Caracol was very secluded. Being so distant from any main city, having horrible ungraded roads, and requiring military escort to get to…not a lot of tourists running around. So, had the place pretty much to ourselves. Well, besides the two Japanese tourists that were in our group and gave Sean a run for his money on the number of pictures taken. Don’t know if Sean took more pictures of them taking pictures or the actual site.

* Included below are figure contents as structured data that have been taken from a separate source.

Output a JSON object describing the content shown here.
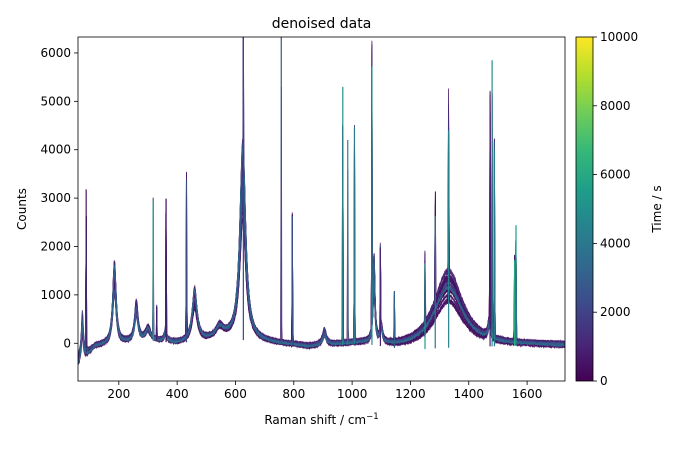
{
  "chart_data": {
    "type": "line",
    "title": "denoised data",
    "xlabel": "Raman shift / cm",
    "xlabel_superscript": "−1",
    "ylabel": "Counts",
    "xlim": [
      60,
      1730
    ],
    "ylim": [
      -780,
      6330
    ],
    "xticks": [
      200,
      400,
      600,
      800,
      1000,
      1200,
      1400,
      1600
    ],
    "yticks": [
      0,
      1000,
      2000,
      3000,
      4000,
      5000,
      6000
    ],
    "grid": false,
    "colormap": "viridis",
    "colorbar": {
      "label": "Time / s",
      "range": [
        0,
        10000
      ],
      "ticks": [
        0,
        2000,
        4000,
        6000,
        8000,
        10000
      ]
    },
    "num_spectra": 40,
    "baseline": {
      "x": [
        60,
        150,
        240,
        300,
        400,
        500,
        560,
        600,
        700,
        760,
        800,
        850,
        900,
        950,
        1000,
        1050,
        1100,
        1150,
        1200,
        1250,
        1300,
        1400,
        1500,
        1600,
        1730
      ],
      "y": [
        -120,
        -30,
        20,
        60,
        0,
        60,
        120,
        80,
        20,
        -20,
        -40,
        -80,
        -60,
        -40,
        -20,
        -20,
        -60,
        -100,
        -120,
        -120,
        -100,
        -80,
        -60,
        -40,
        -40
      ]
    },
    "peaks": [
      {
        "x": 75,
        "height": 700,
        "width": 4
      },
      {
        "x": 185,
        "height": 1350,
        "width": 7
      },
      {
        "x": 260,
        "height": 650,
        "width": 7
      },
      {
        "x": 300,
        "height": 200,
        "width": 10
      },
      {
        "x": 360,
        "height": 150,
        "width": 6
      },
      {
        "x": 460,
        "height": 850,
        "width": 10
      },
      {
        "x": 545,
        "height": 200,
        "width": 14
      },
      {
        "x": 625,
        "height": 3200,
        "width": 12
      },
      {
        "x": 905,
        "height": 250,
        "width": 8
      },
      {
        "x": 1075,
        "height": 1400,
        "width": 4
      },
      {
        "x": 1100,
        "height": 300,
        "width": 5
      },
      {
        "x": 1330,
        "height": 1250,
        "width": 60
      },
      {
        "x": 1470,
        "height": 300,
        "width": 5
      }
    ],
    "spikes": [
      {
        "x": 88,
        "height": 3180
      },
      {
        "x": 318,
        "height": 2930
      },
      {
        "x": 330,
        "height": 750
      },
      {
        "x": 362,
        "height": 2990
      },
      {
        "x": 432,
        "height": 3380
      },
      {
        "x": 627,
        "height": 4350
      },
      {
        "x": 757,
        "height": 6330
      },
      {
        "x": 795,
        "height": 2630
      },
      {
        "x": 968,
        "height": 5300
      },
      {
        "x": 985,
        "height": 4200
      },
      {
        "x": 1008,
        "height": 4450
      },
      {
        "x": 1068,
        "height": 5720
      },
      {
        "x": 1097,
        "height": 1980
      },
      {
        "x": 1145,
        "height": 1080
      },
      {
        "x": 1250,
        "height": 1650
      },
      {
        "x": 1285,
        "height": 2630
      },
      {
        "x": 1331,
        "height": 4400
      },
      {
        "x": 1473,
        "height": 4740
      },
      {
        "x": 1480,
        "height": 5850
      },
      {
        "x": 1488,
        "height": 3980
      },
      {
        "x": 1557,
        "height": 1720
      },
      {
        "x": 1562,
        "height": 2440
      }
    ]
  }
}
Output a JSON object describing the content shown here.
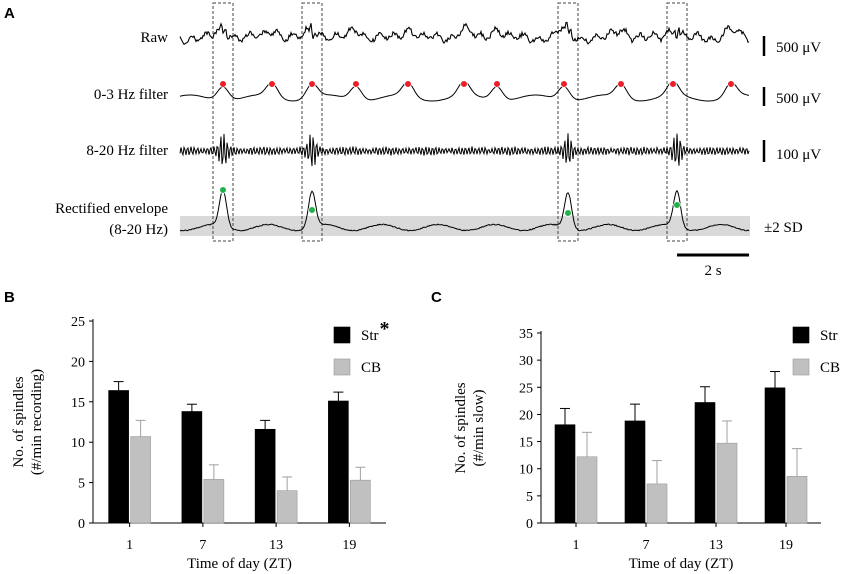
{
  "figure": {
    "panel_a": {
      "letter": "A",
      "traces": [
        {
          "label": "Raw",
          "scale": "500 μV"
        },
        {
          "label": "0-3 Hz filter",
          "scale": "500 μV"
        },
        {
          "label": "8-20 Hz filter",
          "scale": "100 μV"
        },
        {
          "label": "Rectified envelope",
          "label2": "(8-20 Hz)",
          "scale": "±2 SD"
        }
      ],
      "time_scale": "2 s",
      "colors": {
        "slow_peak": "#e8202a",
        "envelope_peak": "#22b04b",
        "band": "#d9d9d9"
      }
    },
    "panel_b": {
      "letter": "B"
    },
    "panel_c": {
      "letter": "C"
    }
  },
  "chart_data": [
    {
      "type": "bar",
      "panel": "B",
      "title": "",
      "xlabel": "Time of day (ZT)",
      "ylabel": [
        "No. of spindles",
        "(#/min recording)"
      ],
      "categories": [
        "1",
        "7",
        "13",
        "19"
      ],
      "ylim": [
        0,
        25
      ],
      "yticks": [
        "0",
        "5",
        "10",
        "15",
        "20",
        "25"
      ],
      "series": [
        {
          "name": "Str",
          "marker": "*",
          "color": "#000000",
          "values": [
            16.4,
            13.8,
            11.6,
            15.1
          ],
          "errors": [
            1.1,
            0.9,
            1.1,
            1.1
          ]
        },
        {
          "name": "CB",
          "color": "#c0c0c0",
          "values": [
            10.7,
            5.4,
            4.0,
            5.3
          ],
          "errors": [
            2.0,
            1.8,
            1.7,
            1.6
          ]
        }
      ]
    },
    {
      "type": "bar",
      "panel": "C",
      "title": "",
      "xlabel": "Time of day (ZT)",
      "ylabel": [
        "No. of spindles",
        "(#/min slow)"
      ],
      "categories": [
        "1",
        "7",
        "13",
        "19"
      ],
      "ylim": [
        0,
        35
      ],
      "yticks": [
        "0",
        "5",
        "10",
        "15",
        "20",
        "25",
        "30",
        "35"
      ],
      "series": [
        {
          "name": "Str",
          "color": "#000000",
          "values": [
            18.1,
            18.8,
            22.2,
            24.9
          ],
          "errors": [
            3.0,
            3.1,
            2.9,
            3.0
          ]
        },
        {
          "name": "CB",
          "color": "#c0c0c0",
          "values": [
            12.2,
            7.2,
            14.7,
            8.6
          ],
          "errors": [
            4.5,
            4.3,
            4.1,
            5.1
          ]
        }
      ]
    }
  ]
}
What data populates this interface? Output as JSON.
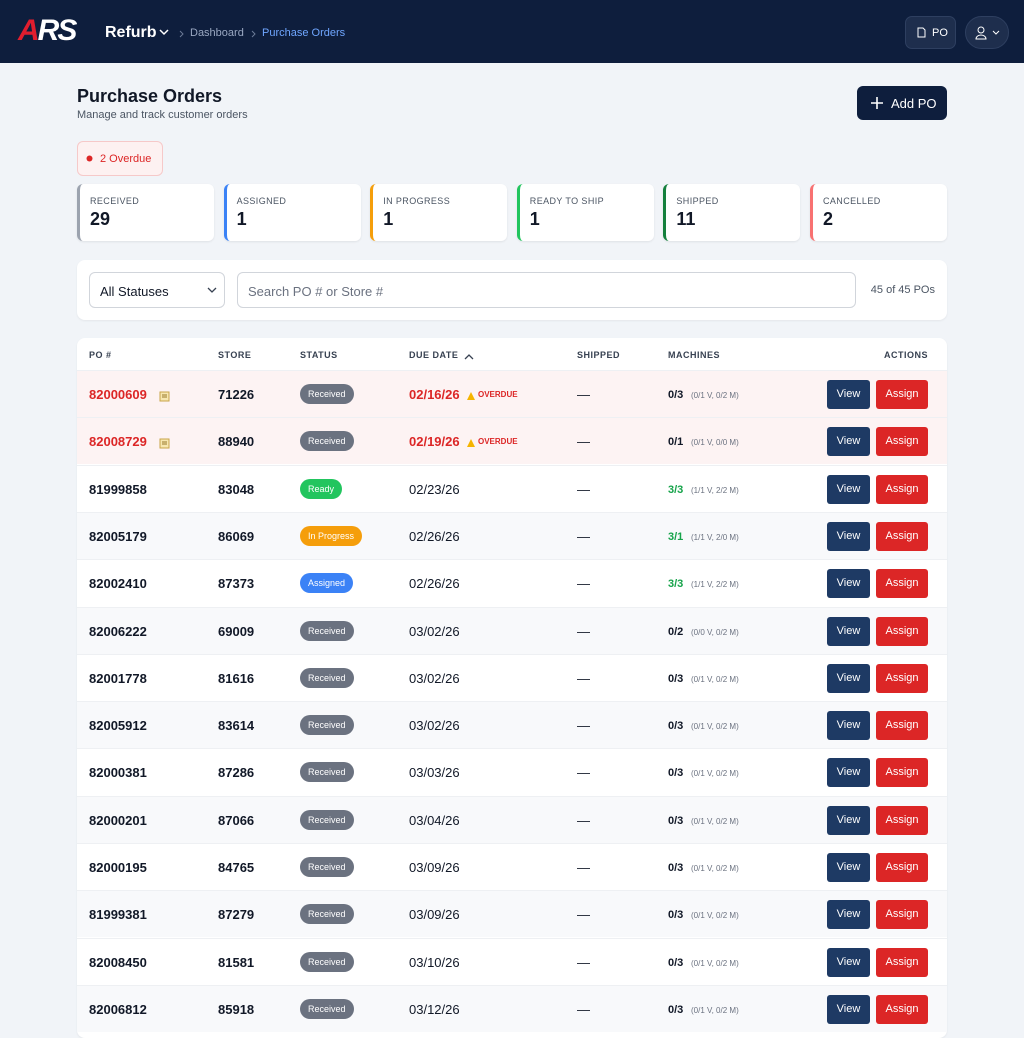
{
  "header": {
    "logo": "ARS",
    "app": "Refurb",
    "breadcrumb": [
      "Dashboard",
      "Purchase Orders"
    ],
    "po_button": "PO"
  },
  "page": {
    "title": "Purchase Orders",
    "subtitle": "Manage and track customer orders",
    "add_button": "Add PO",
    "overdue_badge": "2 Overdue"
  },
  "stats": [
    {
      "label": "RECEIVED",
      "value": 29,
      "color": "#9ca3af"
    },
    {
      "label": "ASSIGNED",
      "value": 1,
      "color": "#3b82f6"
    },
    {
      "label": "IN PROGRESS",
      "value": 1,
      "color": "#f59e0b"
    },
    {
      "label": "READY TO SHIP",
      "value": 1,
      "color": "#22c55e"
    },
    {
      "label": "SHIPPED",
      "value": 11,
      "color": "#15803d"
    },
    {
      "label": "CANCELLED",
      "value": 2,
      "color": "#f87171"
    }
  ],
  "filters": {
    "status": "All Statuses",
    "search_placeholder": "Search PO # or Store #",
    "count": "45 of 45 POs"
  },
  "table": {
    "columns": [
      "PO #",
      "STORE",
      "STATUS",
      "DUE DATE",
      "SHIPPED",
      "MACHINES",
      "ACTIONS"
    ],
    "view_label": "View",
    "assign_label": "Assign",
    "status_colors": {
      "Received": "#6b7280",
      "Ready": "#22c55e",
      "In Progress": "#f59e0b",
      "Assigned": "#3b82f6"
    },
    "rows": [
      {
        "po": "82000609",
        "store": "71226",
        "status": "Received",
        "due": "02/16/26",
        "overdue": "OVERDUE",
        "shipped": "—",
        "machines": "0/3",
        "machines_detail": "(0/1 V, 0/2 M)"
      },
      {
        "po": "82008729",
        "store": "88940",
        "status": "Received",
        "due": "02/19/26",
        "overdue": "OVERDUE",
        "shipped": "—",
        "machines": "0/1",
        "machines_detail": "(0/1 V, 0/0 M)"
      },
      {
        "po": "81999858",
        "store": "83048",
        "status": "Ready",
        "due": "02/23/26",
        "shipped": "—",
        "machines": "3/3",
        "machines_detail": "(1/1 V, 2/2 M)"
      },
      {
        "po": "82005179",
        "store": "86069",
        "status": "In Progress",
        "due": "02/26/26",
        "shipped": "—",
        "machines": "3/1",
        "machines_detail": "(1/1 V, 2/0 M)"
      },
      {
        "po": "82002410",
        "store": "87373",
        "status": "Assigned",
        "due": "02/26/26",
        "shipped": "—",
        "machines": "3/3",
        "machines_detail": "(1/1 V, 2/2 M)"
      },
      {
        "po": "82006222",
        "store": "69009",
        "status": "Received",
        "due": "03/02/26",
        "shipped": "—",
        "machines": "0/2",
        "machines_detail": "(0/0 V, 0/2 M)"
      },
      {
        "po": "82001778",
        "store": "81616",
        "status": "Received",
        "due": "03/02/26",
        "shipped": "—",
        "machines": "0/3",
        "machines_detail": "(0/1 V, 0/2 M)"
      },
      {
        "po": "82005912",
        "store": "83614",
        "status": "Received",
        "due": "03/02/26",
        "shipped": "—",
        "machines": "0/3",
        "machines_detail": "(0/1 V, 0/2 M)"
      },
      {
        "po": "82000381",
        "store": "87286",
        "status": "Received",
        "due": "03/03/26",
        "shipped": "—",
        "machines": "0/3",
        "machines_detail": "(0/1 V, 0/2 M)"
      },
      {
        "po": "82000201",
        "store": "87066",
        "status": "Received",
        "due": "03/04/26",
        "shipped": "—",
        "machines": "0/3",
        "machines_detail": "(0/1 V, 0/2 M)"
      },
      {
        "po": "82000195",
        "store": "84765",
        "status": "Received",
        "due": "03/09/26",
        "shipped": "—",
        "machines": "0/3",
        "machines_detail": "(0/1 V, 0/2 M)"
      },
      {
        "po": "81999381",
        "store": "87279",
        "status": "Received",
        "due": "03/09/26",
        "shipped": "—",
        "machines": "0/3",
        "machines_detail": "(0/1 V, 0/2 M)"
      },
      {
        "po": "82008450",
        "store": "81581",
        "status": "Received",
        "due": "03/10/26",
        "shipped": "—",
        "machines": "0/3",
        "machines_detail": "(0/1 V, 0/2 M)"
      },
      {
        "po": "82006812",
        "store": "85918",
        "status": "Received",
        "due": "03/12/26",
        "shipped": "—",
        "machines": "0/3",
        "machines_detail": "(0/1 V, 0/2 M)"
      }
    ]
  }
}
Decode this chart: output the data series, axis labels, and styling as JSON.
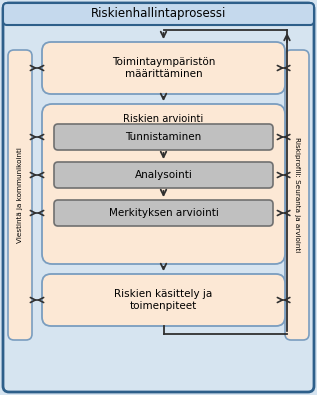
{
  "title": "Riskienhallintaprosessi",
  "box_toiminta": "Toimintaympäristön\nmäärittäminen",
  "box_riskien_arviointi_label": "Riskien arviointi",
  "box_tunnistaminen": "Tunnistaminen",
  "box_analysointi": "Analysointi",
  "box_merkityksen": "Merkityksen arviointi",
  "box_kasittely": "Riskien käsittely ja\ntoimenpiteet",
  "left_label": "Viestintä ja kommunikointi",
  "right_label": "Riskiprofili: Seuranta ja arviointi",
  "outer_bg": "#d6e4f0",
  "outer_border": "#2e5f8a",
  "content_bg": "#d6e4f0",
  "inner_bg": "#fce8d5",
  "inner_border": "#7a9dbf",
  "arviointi_bg": "#fce8d5",
  "arviointi_border": "#7a9dbf",
  "sub_box_bg": "#c0c0c0",
  "sub_box_border": "#707070",
  "side_box_bg": "#fce8d5",
  "side_box_border": "#7a9dbf",
  "title_bg": "#c5d9ed",
  "title_border": "#2e5f8a",
  "arrow_color": "#303030",
  "text_color": "#000000",
  "figw": 3.17,
  "figh": 3.95,
  "dpi": 100
}
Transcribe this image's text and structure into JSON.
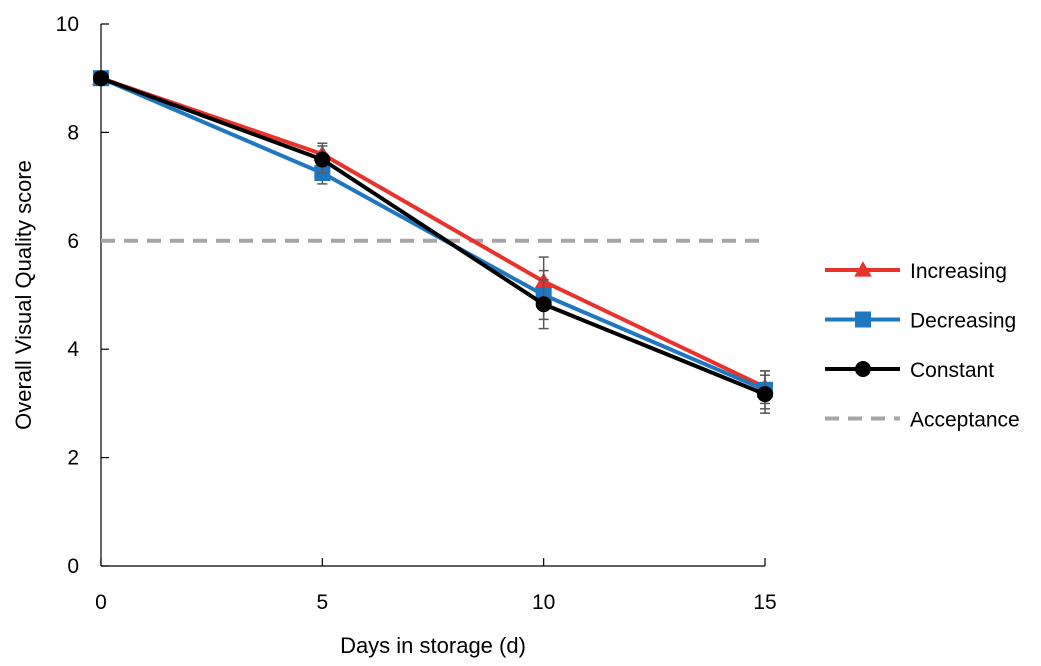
{
  "chart_data": {
    "type": "line",
    "title": "",
    "xlabel": "Days in storage (d)",
    "ylabel": "Overall Visual Quality score",
    "x": [
      0,
      5,
      10,
      15
    ],
    "xlim": [
      0,
      15
    ],
    "ylim": [
      0,
      10
    ],
    "xticks": [
      "0",
      "5",
      "10",
      "15"
    ],
    "yticks": [
      "0",
      "2",
      "4",
      "6",
      "8",
      "10"
    ],
    "grid": false,
    "legend_position": "right",
    "series": [
      {
        "name": "Increasing",
        "color": "#e8322b",
        "marker": "triangle",
        "values": [
          9.0,
          7.6,
          5.25,
          3.3
        ],
        "errors": [
          0.1,
          0.2,
          0.45,
          0.3
        ]
      },
      {
        "name": "Decreasing",
        "color": "#1f77c0",
        "marker": "square",
        "values": [
          9.0,
          7.25,
          5.0,
          3.25
        ],
        "errors": [
          0.05,
          0.2,
          0.45,
          0.35
        ]
      },
      {
        "name": "Constant",
        "color": "#000000",
        "marker": "circle",
        "values": [
          9.0,
          7.5,
          4.83,
          3.17
        ],
        "errors": [
          0.05,
          0.25,
          0.45,
          0.35
        ]
      }
    ],
    "reference_line": {
      "name": "Acceptance",
      "value": 6,
      "color": "#a6a6a6",
      "style": "dashed"
    }
  }
}
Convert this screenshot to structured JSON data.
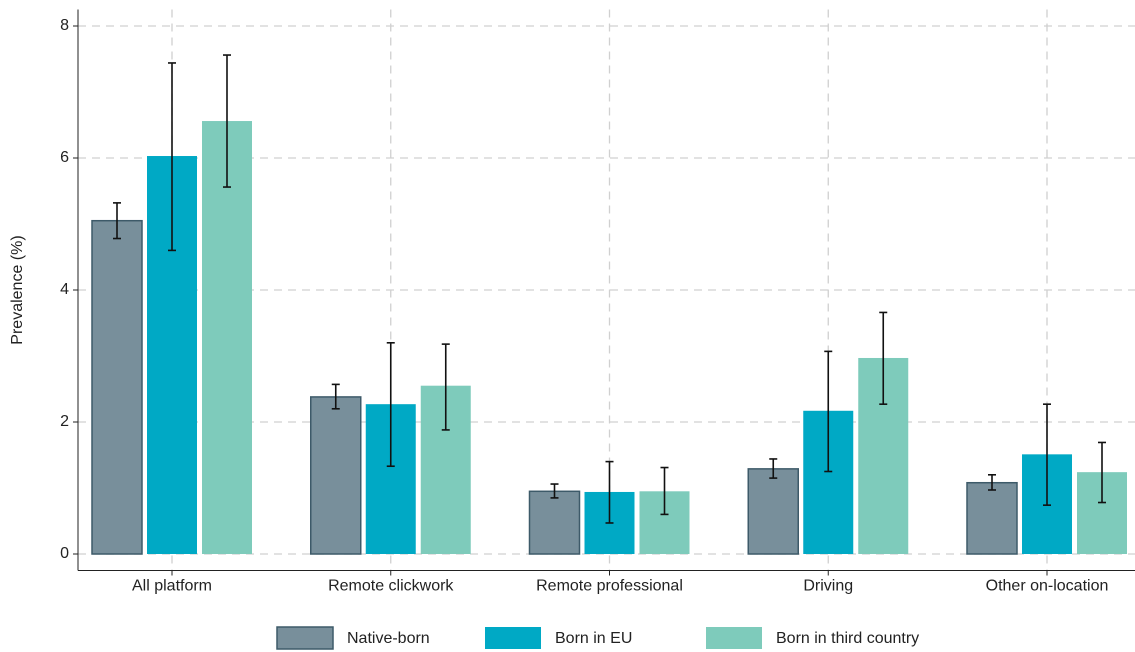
{
  "chart_data": {
    "type": "bar",
    "y_label": "Prevalence (%)",
    "categories": [
      "All platform",
      "Remote clickwork",
      "Remote professional",
      "Driving",
      "Other on-location"
    ],
    "series": [
      {
        "name": "Native-born",
        "color": "#788f9b",
        "edge": "#3d5a69",
        "values": [
          5.05,
          2.38,
          0.95,
          1.29,
          1.08
        ],
        "lower": [
          4.78,
          2.2,
          0.85,
          1.15,
          0.97
        ],
        "upper": [
          5.32,
          2.57,
          1.06,
          1.44,
          1.2
        ]
      },
      {
        "name": "Born in EU",
        "color": "#00a9c5",
        "values": [
          6.03,
          2.27,
          0.94,
          2.17,
          1.51
        ],
        "lower": [
          4.6,
          1.33,
          0.47,
          1.25,
          0.74
        ],
        "upper": [
          7.44,
          3.2,
          1.4,
          3.07,
          2.27
        ]
      },
      {
        "name": "Born in third country",
        "color": "#7ecbbb",
        "values": [
          6.56,
          2.55,
          0.95,
          2.97,
          1.24
        ],
        "lower": [
          5.56,
          1.88,
          0.6,
          2.27,
          0.78
        ],
        "upper": [
          7.56,
          3.18,
          1.31,
          3.66,
          1.69
        ]
      }
    ],
    "ylim": [
      -0.25,
      8.25
    ],
    "yticks": [
      0,
      2,
      4,
      6,
      8
    ],
    "grid": true
  }
}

However, let it be known that this day will be considered my first ”nimrod” day of the trip. It was a series of events really that led to my pain. If you recall the snorkeling trip in Caye Caulker…well, what I didn’t say is that I drank a lot of salt water through my nose. Which, in some way led to a cold/sinus infection. Nose didn’t really start running until Caracol, a few days after. Of course, that day I didn’t pack any of the lil’ tissues Faina got me. So, I was just squeezing the snot off with my fingers and throwing it on the ground…I’m in the jungle after-all. I’m ok with that, not trying to impress anyone here. Well, our tour grinds along…coming to a chile tree. Like a good tourist I take one eat it, laugh at how hot it is in my mouth and move on. Of course, my nose is running…so, I squeeze the snot off and continue on my marry way of ruin viewing. When WHAMMO…forgot to wash my frickin hands because…well, I’m the jungle. So, needless to say my nose is now en fuego because the chile juice is now in my nose. And I have no doubt there was a Mayan remedy lurking in the jungle but I didn’t think it was safe to go rubbing random leaves all over my nose. So, I just had to stick out the pain, all five ours of it. If you’re curious…the chile was the size of my pinky nail. POW!! A view of a grown man in pain and the tiny item that caused it:
After the ruins and me coming to terms with my blunder we stopped at Rio Frio Caves and Rio on the pools. Two beautiful spots. Sean elected to go swimming while I elected to go rock climbing. The adventurer. I left the tour bus to scale the rocks from one side of the falls to the next. Great until halfway up the falls I realized I’d half to swim or trek through the jungle to get back to the pools where the tour awaited. So, I had a 100 yard trip through the jungle, wondering if a puma was going to pounce on me. No worries people, I was covered in snot and chile juice. NO WAY a puma would want to eat me.
As far as Sean’s ‘’swim”. Well, you can see from the picture above. The water was about three inches deep. That’s him crawling to the water fall rather than swimming.